The Eagles had not been on the Vick reinstatement radar, for good reason: Donovan McNabb was their established quarterback, the organization frequently trumpeted the importance of character, and team officials, including Banner and Reid, repeatedly indicated they weren't interested.
Banner said yesterday he had two different reactions that afternoon of Aug. 6, when he got in touch with Reid and heard directly what his coach had in mind - bringing into his locker room the most vilified figure in sports in 2009, the man who served 18 months in federal prison for hanging and drowning dogs and running a dogfighting ring. Also the man who was picked for three Pro Bowls before all that happened.

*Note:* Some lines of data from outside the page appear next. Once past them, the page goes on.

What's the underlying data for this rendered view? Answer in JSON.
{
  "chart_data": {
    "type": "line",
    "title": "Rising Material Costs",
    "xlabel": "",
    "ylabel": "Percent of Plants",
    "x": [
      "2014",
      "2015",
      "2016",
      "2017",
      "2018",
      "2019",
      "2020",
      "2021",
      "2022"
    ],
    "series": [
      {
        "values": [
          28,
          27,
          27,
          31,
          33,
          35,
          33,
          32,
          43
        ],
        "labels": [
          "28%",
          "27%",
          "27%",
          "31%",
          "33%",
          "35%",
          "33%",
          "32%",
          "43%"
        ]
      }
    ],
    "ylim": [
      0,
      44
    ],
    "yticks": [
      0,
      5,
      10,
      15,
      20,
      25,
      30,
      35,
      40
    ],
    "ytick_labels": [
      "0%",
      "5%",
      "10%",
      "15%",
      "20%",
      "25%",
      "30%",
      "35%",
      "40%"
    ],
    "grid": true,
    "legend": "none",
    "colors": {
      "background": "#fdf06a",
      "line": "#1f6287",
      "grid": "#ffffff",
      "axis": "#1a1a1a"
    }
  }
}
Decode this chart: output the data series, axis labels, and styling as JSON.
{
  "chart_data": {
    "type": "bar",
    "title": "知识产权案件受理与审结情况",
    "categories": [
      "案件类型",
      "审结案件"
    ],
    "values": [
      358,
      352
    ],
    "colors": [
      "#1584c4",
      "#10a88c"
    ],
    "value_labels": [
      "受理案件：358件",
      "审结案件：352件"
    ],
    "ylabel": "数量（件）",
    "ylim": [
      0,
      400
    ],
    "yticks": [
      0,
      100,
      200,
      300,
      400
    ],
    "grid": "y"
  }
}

"From a football perspective, I was immediately, 'Wow that would be unbelievable.' From a nonfootball perspective, 'Holy cow. We've got to really research this; we've got to think it through; we've got to understand all the possible pluses and minuses and ramifications of this; we've got to move slowly to make sure there aren't things we don't think of, things we should be looking into that we don't,' " Banner, the Eagles' president, said yesterday, leaning against a wall of the NovaCare auditorium after the news conference that introduced Vick to Philadelphia. "Then I was very methodical about creating a process to make sure that if we decided to do this, it was a very informed decision, and therefore, the risk was relatively small."
From the outside, it sure seems the risk of a giant distraction derailing the season is huge, the reward hard to quantify. From Reid, Vick, NFL-appointed adviser Tony Dungy, and an anguished, eloquent team chairman Jeffrey Lurie, we heard a lot yesterday about second chances, not so much about X's and O's.